Menurut Swope, akan sulit mengidentifikasi secara tepat objek-objek kecil dari orbit GEO yang tinggi. Namun jika ada objek tertentu yang menarik, Cina dapat menugaskan satelit yang terbang lebih rendah untuk melihat lebih dekat.
“Potensi masalah bagi militer AS adalah sensor optik seperti Yaogan-41, dalam kondisi tertentu, dapat mendeteksi pesawat siluman yang dirancang agar tidak terdeteksi radar. Jika tidak ada awan, Anda bisa melihat pesawat dengan kemampuan optik,” kata Swope.
Pemerintah Cina mengatakan satelit SAR sebagian besar dirancang untuk penggunaan sipil. Namun, militer AS meragukan klaim tersebut, mengingat kurangnya transparansi seputar aktivitas luar angkasa Tiongkok.
“Ke depan, Pentagon harus mempertimbangkan bahwa Cina mungkin dapat mendeteksi dan melacak pesawat,” kata Swope. “Bahkan yang dirancang untuk menghindari radar.”

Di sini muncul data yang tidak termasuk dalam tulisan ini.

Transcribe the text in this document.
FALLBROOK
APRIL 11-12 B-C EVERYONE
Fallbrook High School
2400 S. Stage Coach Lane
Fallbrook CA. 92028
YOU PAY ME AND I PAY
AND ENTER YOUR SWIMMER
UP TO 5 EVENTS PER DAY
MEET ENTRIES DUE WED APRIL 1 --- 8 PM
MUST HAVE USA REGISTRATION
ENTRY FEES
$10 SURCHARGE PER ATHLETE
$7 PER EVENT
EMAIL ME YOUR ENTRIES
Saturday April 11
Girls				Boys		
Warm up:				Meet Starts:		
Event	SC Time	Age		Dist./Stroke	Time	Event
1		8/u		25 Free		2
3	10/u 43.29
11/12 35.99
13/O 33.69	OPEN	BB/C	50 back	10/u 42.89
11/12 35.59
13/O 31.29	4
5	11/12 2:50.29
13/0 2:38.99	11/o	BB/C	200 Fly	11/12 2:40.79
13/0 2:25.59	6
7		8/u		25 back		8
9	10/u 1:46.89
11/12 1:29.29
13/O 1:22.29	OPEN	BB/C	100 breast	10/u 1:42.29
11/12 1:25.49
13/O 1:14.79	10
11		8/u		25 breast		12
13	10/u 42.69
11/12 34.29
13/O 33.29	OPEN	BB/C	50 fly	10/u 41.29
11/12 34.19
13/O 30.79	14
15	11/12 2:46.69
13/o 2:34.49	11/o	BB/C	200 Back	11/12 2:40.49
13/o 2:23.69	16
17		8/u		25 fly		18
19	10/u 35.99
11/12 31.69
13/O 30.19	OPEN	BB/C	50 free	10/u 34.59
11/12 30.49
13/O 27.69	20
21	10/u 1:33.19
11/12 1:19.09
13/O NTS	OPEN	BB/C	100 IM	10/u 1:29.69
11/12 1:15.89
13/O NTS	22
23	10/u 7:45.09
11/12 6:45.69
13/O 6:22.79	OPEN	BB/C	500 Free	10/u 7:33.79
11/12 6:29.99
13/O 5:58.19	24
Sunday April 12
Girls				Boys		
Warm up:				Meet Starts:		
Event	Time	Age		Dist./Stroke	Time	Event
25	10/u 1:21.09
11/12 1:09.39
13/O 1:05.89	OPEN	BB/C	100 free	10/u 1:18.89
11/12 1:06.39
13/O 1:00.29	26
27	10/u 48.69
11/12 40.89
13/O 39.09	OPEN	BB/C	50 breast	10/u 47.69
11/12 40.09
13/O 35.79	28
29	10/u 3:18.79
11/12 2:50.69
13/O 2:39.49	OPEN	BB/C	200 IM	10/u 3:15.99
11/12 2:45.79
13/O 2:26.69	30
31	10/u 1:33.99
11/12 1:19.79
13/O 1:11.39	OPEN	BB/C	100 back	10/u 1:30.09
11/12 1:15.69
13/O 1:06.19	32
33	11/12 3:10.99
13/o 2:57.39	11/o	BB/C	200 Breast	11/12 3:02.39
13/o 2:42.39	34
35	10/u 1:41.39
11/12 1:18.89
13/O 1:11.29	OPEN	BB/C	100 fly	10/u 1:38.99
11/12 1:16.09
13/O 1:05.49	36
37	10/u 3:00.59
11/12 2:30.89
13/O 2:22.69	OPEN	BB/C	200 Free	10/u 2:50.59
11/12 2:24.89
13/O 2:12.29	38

Awan mengaburkan sensor ruang angkasa optik, sehingga algoritme AI bisa membuat kesalahan. “Namun kemajuan tanpa henti Cina dapat segera menciptakan kawasan Indo-Pasifik di mana tidak ada tempat untuk bersembunyi,” kata Swope.
Oleh karena itu, ia tidak mengherankan jika pedoman baru Angkatan Darat AS mengenai operasi luar angkasa yang dirilis pada 8 Januari mengakui kemungkinan bahwa pasukan Amerika dan sekutunya akan beroperasi di bawah pengawasan terus-menerus.

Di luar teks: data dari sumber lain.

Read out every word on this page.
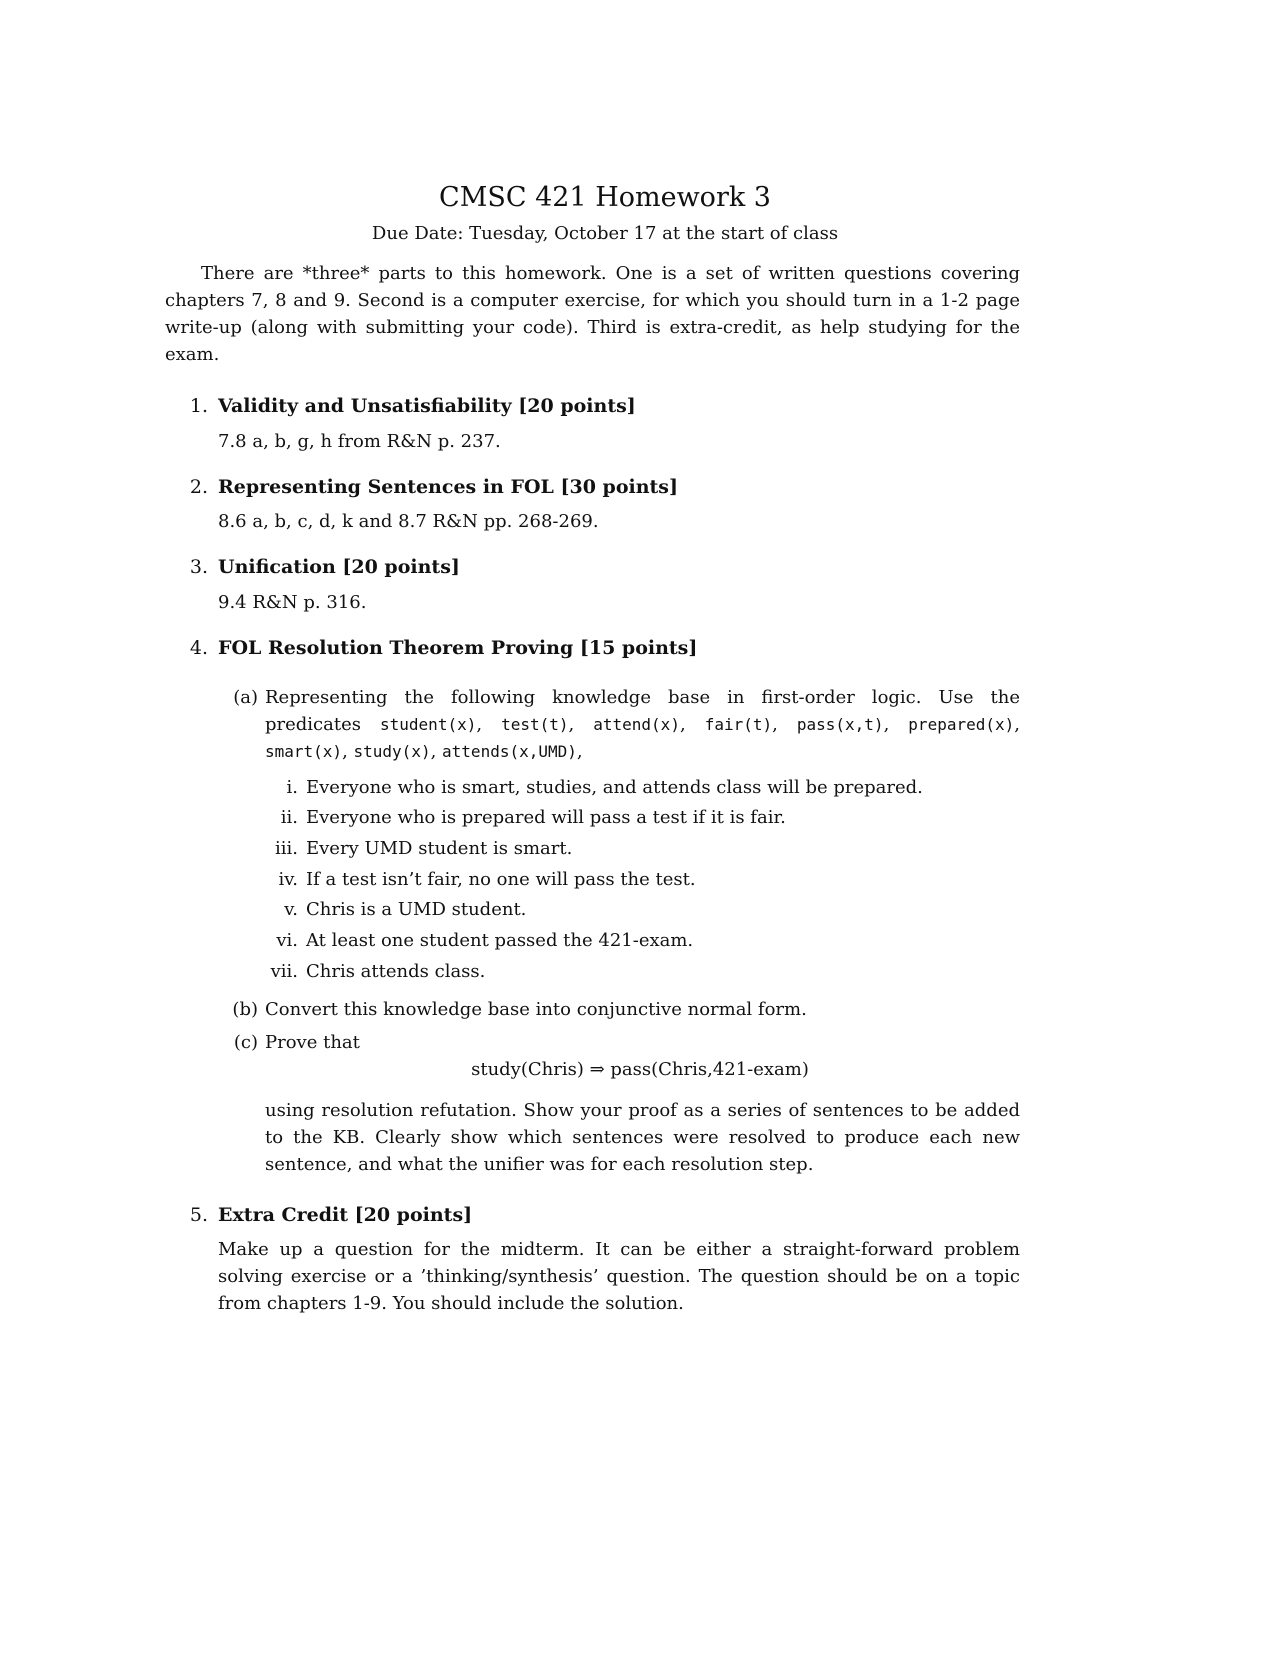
CMSC 421 Homework 3
Due Date: Tuesday, October 17 at the start of class

There are *three* parts to this homework. One is a set of written questions covering chapters 7, 8 and 9. Second is a computer exercise, for which you should turn in a 1-2 page write-up (along with submitting your code). Third is extra-credit, as help studying for the exam.

1. Validity and Unsatisfiability [20 points]
7.8 a, b, g, h from R&N p. 237.
2. Representing Sentences in FOL [30 points]
8.6 a, b, c, d, k and 8.7 R&N pp. 268-269.
3. Unification [20 points]
9.4 R&N p. 316.
4. FOL Resolution Theorem Proving [15 points]
(a) Representing the following knowledge base in first-order logic. Use the predicates student(x), test(t), attend(x), fair(t), pass(x,t), prepared(x), smart(x), study(x), attends(x,UMD),

i. Everyone who is smart, studies, and attends class will be prepared.
ii. Everyone who is prepared will pass a test if it is fair.
iii. Every UMD student is smart.
iv. If a test isn’t fair, no one will pass the test.
v. Chris is a UMD student.
vi. At least one student passed the 421-exam.
vii. Chris attends class.
(b) Convert this knowledge base into conjunctive normal form.
(c) Prove that
study(Chris) ⇒ pass(Chris,421-exam)

using resolution refutation. Show your proof as a series of sentences to be added to the KB. Clearly show which sentences were resolved to produce each new sentence, and what the unifier was for each resolution step.

5. Extra Credit [20 points]

Make up a question for the midterm. It can be either a straight-forward problem solving exercise or a ’thinking/synthesis’ question. The question should be on a topic from chapters 1-9. You should include the solution.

Swope memandang memo Angkatan Darat Amerika sebagai hal yang penting, karena menandakan kesadaran yang lebih luas tentang peran luar angkasa dalam semua aspek peperangan.
Meskipun tidak mungkin untuk menyembunyikan aktivitas sepenuhnya dari pengamatan satelit, pasukan AS di lapangan mungkin harus merancang teknik untuk membuat lawan bingung.

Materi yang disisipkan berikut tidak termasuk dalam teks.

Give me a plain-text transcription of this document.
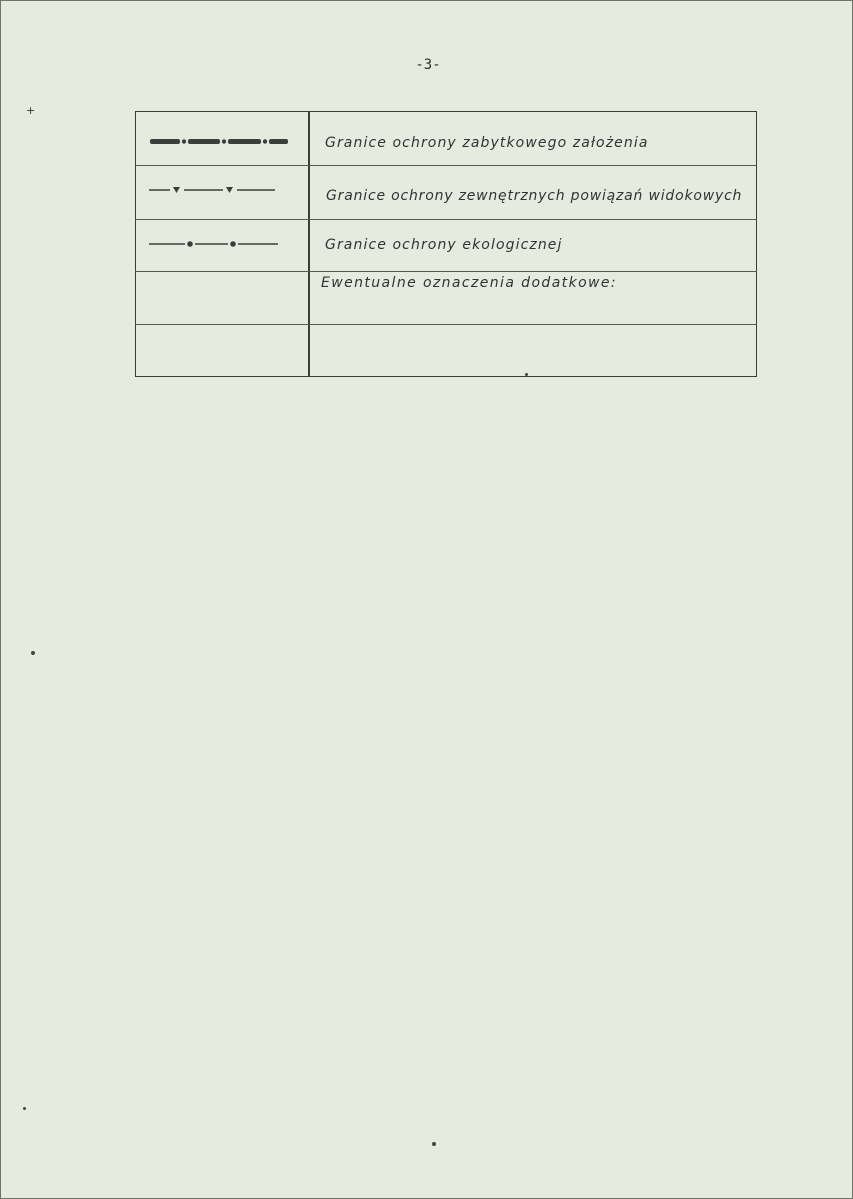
-3-
Granice ochrony zabytkowego założenia
Granice ochrony zewnętrznych powiązań widokowych
Granice ochrony ekologicznej
Ewentualne oznaczenia dodatkowe:
+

Berdasarkan preseden sejarah seperti rencana penipuan D-Day Sekutu selama Perang Dunia II, militer AS dapat menggunakan umpan dan pengalihan perhatian untuk mempersulit interpretasi data satelit dan membedakan aktivitas asli dan aktivitas penipuan, kata Swope.
Para kritikus mungkin menganggap peringatan Angkatan Luar Angkasa mengenai kemajuan Cina di bidang luar angkasa sebagai hal yang mengkhawatirkan. “Namun penting bagi Angkatan Luar Angkasa untuk terus membicarakan hal ini, karena semua cabang angkatan bersenjata akan terkena dampak oleh apa yang terjadi di luar angkasa,” kata Swope.
“Sangat mudah bagi komunitas luar angkasa untuk berbicara satu sama lain,” Swope menambahkan.
Namun pembicaraan itu perlu diperluas ke seluruh Pentagon dan angkatan bersenjata untuk lebih mempersiapkan diri menghadapi era dominasi luar angkasa berkorelasi dengan superioritas militer.